# Website & Blog



## reval8r (Jul 20, 2008)

Hi guys,
I'm getting ready to hopefully start a portrait photography business. I currently developing my website and blog to start promoting the business. Comments and cc are welcome.

Astonishing Portraits & Astonishing Portraits Blog

Thanks,


----------



## KristinaS (Jul 21, 2008)

I only looked at your blog  so far, but so far I noticed right off the bat that your welcome message had a lot of typos in it, as well as grammar mistakes, which really makes it look unprofessional. I have to apologize because I'm a journalist and that sort of stuff really sticks out to me. Anyway, I reworked it a little and also shortened it some. Here's what I came up with:

Welcome and thank you for taking the time to visit today! 

Astonishing Portraits is owned and operated by myself, Larry Davidson, and my lovely wife, Larissa, out of our home in Springfield, MO.

We specialize in on-location portraiture and have all of the studio equipment necessary to produce quality images in your home, office or outdoors.  

Astonishing Portraits is looking to build life-long photographic relationships with our customers. Our goal is to be with you from the beginning and celebrate each phase of life with you from engagements and weddings to maternity and newborn portraits.

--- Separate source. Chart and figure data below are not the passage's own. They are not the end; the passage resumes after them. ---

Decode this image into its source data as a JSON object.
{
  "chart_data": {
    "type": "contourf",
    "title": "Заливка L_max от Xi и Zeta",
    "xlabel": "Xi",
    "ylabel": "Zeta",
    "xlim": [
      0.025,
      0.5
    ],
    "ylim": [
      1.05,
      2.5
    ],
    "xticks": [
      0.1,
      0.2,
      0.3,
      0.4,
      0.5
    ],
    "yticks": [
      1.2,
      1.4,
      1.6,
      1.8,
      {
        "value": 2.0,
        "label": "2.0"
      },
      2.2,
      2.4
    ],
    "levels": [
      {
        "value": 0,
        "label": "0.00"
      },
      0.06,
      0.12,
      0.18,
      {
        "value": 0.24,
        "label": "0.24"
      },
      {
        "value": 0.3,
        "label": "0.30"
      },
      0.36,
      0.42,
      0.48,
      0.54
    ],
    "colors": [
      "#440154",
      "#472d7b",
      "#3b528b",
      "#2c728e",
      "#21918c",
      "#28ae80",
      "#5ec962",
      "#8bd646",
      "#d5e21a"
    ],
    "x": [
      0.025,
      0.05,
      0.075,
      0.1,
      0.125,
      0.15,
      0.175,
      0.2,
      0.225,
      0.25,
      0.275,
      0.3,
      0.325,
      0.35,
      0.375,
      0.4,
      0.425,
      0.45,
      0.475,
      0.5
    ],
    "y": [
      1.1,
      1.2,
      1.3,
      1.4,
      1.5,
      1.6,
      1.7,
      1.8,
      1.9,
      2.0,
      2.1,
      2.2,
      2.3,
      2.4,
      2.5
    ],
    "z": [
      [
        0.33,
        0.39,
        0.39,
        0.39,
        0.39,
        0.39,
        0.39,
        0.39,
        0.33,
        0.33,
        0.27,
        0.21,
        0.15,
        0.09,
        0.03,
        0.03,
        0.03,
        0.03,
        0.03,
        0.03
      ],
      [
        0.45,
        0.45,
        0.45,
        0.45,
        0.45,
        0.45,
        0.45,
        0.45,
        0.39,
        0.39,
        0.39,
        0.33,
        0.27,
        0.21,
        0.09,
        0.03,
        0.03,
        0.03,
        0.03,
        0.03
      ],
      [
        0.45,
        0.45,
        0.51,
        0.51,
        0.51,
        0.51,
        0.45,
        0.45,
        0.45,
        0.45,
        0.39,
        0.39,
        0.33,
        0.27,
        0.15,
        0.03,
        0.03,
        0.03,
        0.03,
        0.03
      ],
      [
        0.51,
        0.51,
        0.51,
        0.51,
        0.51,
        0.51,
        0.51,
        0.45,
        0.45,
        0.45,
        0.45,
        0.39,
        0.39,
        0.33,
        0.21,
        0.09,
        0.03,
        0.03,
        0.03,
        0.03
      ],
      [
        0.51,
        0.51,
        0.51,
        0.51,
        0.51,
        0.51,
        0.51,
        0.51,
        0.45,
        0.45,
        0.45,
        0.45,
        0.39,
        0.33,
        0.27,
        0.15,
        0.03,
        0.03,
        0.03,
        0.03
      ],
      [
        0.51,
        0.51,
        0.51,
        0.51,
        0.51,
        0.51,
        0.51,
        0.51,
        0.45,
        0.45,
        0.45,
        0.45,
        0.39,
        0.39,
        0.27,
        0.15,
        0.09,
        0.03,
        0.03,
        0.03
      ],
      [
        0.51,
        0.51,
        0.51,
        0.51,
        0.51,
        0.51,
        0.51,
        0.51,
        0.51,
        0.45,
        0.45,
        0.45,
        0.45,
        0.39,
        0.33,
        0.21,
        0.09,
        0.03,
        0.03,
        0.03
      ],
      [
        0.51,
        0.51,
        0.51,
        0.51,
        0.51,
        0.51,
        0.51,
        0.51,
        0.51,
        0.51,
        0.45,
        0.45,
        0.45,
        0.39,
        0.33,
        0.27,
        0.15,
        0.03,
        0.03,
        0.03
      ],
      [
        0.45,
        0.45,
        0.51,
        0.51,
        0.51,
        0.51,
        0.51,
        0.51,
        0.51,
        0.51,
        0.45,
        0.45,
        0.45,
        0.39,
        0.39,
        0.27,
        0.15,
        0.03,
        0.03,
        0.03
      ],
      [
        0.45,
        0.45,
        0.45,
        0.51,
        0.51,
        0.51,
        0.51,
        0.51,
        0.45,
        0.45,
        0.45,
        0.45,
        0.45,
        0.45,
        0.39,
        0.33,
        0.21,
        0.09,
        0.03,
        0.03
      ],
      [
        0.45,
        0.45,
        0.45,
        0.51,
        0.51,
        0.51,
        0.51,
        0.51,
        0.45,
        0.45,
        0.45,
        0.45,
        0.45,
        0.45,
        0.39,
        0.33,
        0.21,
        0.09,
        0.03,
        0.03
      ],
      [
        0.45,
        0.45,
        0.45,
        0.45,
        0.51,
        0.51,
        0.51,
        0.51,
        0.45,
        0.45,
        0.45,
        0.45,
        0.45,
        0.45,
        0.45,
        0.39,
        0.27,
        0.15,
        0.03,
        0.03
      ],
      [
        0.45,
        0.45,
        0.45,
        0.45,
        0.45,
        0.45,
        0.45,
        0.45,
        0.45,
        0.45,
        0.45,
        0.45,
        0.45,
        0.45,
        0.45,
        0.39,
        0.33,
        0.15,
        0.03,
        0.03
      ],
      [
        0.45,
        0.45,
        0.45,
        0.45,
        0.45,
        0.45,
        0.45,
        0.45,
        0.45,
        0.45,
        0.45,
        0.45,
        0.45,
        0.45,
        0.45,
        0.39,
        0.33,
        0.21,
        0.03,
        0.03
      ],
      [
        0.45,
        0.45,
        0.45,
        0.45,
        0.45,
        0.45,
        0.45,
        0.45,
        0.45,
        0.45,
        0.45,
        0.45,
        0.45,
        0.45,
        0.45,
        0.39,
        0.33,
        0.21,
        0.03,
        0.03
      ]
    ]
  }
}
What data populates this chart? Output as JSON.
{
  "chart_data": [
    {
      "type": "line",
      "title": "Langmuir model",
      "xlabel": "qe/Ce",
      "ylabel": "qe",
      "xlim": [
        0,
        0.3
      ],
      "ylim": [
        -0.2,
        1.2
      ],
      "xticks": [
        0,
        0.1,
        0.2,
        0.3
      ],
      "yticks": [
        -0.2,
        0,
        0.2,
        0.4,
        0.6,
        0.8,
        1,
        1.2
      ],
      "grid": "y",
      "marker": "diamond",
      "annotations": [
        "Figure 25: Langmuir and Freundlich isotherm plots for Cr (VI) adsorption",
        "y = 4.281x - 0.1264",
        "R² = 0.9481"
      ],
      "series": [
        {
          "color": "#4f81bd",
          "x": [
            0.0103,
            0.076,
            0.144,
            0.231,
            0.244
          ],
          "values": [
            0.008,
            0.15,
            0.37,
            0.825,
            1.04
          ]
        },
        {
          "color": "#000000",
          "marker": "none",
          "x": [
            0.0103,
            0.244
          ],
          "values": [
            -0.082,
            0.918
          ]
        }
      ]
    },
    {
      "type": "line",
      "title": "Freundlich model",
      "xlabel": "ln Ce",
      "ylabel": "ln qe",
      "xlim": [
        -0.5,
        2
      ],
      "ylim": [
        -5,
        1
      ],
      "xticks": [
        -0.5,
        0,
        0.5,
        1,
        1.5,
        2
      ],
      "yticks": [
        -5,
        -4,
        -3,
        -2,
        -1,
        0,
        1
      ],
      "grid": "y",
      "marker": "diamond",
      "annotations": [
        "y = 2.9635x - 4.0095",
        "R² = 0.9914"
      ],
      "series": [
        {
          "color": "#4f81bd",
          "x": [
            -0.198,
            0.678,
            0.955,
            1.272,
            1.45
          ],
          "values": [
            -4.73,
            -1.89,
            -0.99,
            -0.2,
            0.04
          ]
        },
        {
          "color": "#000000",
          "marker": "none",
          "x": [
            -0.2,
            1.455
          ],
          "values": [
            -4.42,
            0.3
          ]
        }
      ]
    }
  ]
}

Please visit our blog often. In addition to our work, you will also find the latest details and happenings at Astonishing Portraits as well as special seasonal rates and discount coupons.

Lastly, we would like to thank our neighbors in the Springfield, MO metro area. Without you and your support, there would be no Astonishing Portraits. THANK YOU!

Sincerely,
Larry & Larissa Davidson

If you don't want to use that, that's okay, too. I just wanted to give you an example of how I think it would be better. I'll actually look at the photography when I get home from work. Hope this post was helpful.


----------



## reval8r (Aug 13, 2008)

Thanks for your help and suggestions KristinaS. Sorry it took so long to respond, I had completely forgotten that I had made a post here. Often my brain works much faster than my fingers and when proofing, I don't read what I had written, but what I think I had written. Thanks so much for your help.

Larry


----------



## wchua24 (Aug 13, 2008)

hello there i had check your blog your pictures are good, i love it..well, good luck in your business venture am sure you will do well..


----------